Traditional Culture Encyclopedia - Weather inquiry - What is the principle of snowfall caused by the Great Lakes effect?

What is the principle of snowfall caused by the Great Lakes effect?

The principle of snowfall caused by the Great Lakes effect is similar to that of warm front. Warm front refers to the front that warm air pushes the front to move to one side of the cold air mass during the front movement. The warm front moves slower than the cold front, which may cause continuous precipitation or fog.

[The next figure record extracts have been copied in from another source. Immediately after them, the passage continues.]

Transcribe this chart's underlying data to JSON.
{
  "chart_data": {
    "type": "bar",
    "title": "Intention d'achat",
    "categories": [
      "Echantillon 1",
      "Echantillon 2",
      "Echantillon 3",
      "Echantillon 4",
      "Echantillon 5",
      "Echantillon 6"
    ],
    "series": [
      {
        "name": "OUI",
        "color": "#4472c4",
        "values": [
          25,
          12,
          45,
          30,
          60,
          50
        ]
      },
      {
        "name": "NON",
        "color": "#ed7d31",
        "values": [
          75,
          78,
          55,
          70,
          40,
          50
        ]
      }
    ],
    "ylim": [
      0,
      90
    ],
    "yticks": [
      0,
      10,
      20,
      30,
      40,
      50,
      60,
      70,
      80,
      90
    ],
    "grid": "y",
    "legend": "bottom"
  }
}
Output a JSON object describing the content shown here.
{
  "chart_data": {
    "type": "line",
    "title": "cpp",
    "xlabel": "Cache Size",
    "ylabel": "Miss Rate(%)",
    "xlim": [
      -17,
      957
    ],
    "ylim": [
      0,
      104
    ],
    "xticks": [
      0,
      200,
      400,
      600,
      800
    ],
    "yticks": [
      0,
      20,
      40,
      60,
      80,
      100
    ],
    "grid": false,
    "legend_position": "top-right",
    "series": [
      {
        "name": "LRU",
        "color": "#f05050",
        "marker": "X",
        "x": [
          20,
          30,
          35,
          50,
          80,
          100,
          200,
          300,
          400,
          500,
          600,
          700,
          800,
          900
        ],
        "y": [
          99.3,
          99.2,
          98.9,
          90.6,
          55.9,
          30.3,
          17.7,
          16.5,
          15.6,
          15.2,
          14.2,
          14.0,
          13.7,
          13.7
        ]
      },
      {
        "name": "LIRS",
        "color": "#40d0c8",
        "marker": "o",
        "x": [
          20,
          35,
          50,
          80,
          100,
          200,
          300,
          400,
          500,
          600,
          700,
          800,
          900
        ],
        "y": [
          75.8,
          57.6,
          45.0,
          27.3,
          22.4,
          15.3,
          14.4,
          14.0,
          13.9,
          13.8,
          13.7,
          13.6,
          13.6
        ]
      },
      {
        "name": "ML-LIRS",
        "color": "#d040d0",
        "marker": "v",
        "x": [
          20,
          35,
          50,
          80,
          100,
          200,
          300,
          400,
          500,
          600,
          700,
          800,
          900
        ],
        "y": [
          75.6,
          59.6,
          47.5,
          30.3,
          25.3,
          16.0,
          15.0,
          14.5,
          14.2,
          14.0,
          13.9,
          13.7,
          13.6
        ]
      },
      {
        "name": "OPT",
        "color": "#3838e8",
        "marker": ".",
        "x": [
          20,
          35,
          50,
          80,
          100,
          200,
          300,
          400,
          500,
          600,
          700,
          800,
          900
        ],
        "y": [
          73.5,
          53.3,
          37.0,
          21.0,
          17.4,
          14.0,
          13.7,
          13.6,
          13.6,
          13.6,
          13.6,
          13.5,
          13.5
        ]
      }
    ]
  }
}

It is precisely because the temperature of cold air passing through the lake has increased that when it moves to the lake shore, the temperature of air from the lake shore is higher than that from the land on the lake shore. The air from the lake is equivalent to a warm air mass, and the land on the shore of the lake is equivalent to a cold air mass. The warm air mass actively moves to the cold air mass, which is a warm front and forms snowfall.

After the warm front crossed the border, the warm air mass occupied the position of the original cold air mass. Warm fronts are mostly active in northeast China and the middle and lower reaches of the Yangtze River, and are often accompanied by cold fronts. When the warm front crosses the border, it is warm and humid, the temperature rises, the pressure drops, and the weather turns cloudy and rainy.

In the warm front, the warm air mass slides slowly upward along the front in the process of pushing the cold air mass, and is adiabatic cooled during the sliding process. When it reaches the condensation height, a cloud system is produced on the front. If the sliding height of warm air is high enough and the water vapor is sufficient, a broad and systematic layered cloud system will often appear on the front.

Typical cloud sequences are cirrus, cirrostratus, stratosphere and nimbostratus. The thickness of the cloud varies with the rising height of warm air, which can generally reach several kilometers. The thicker it is, the thicker it can reach the tropopause. The closer it is to the ground front, the thicker the cloud is. Warm front precipitation mainly occurs in the rain layer, mostly continuous precipitation.

The width of precipitation varies with the slope of the front, generally 300-400 kilometers. Because of the uneven distribution of air humidity and vertical velocity, the warm front cloud system is sometimes discontinuous, and there may be a cloudless gap of several kilometers or even hundreds of kilometers.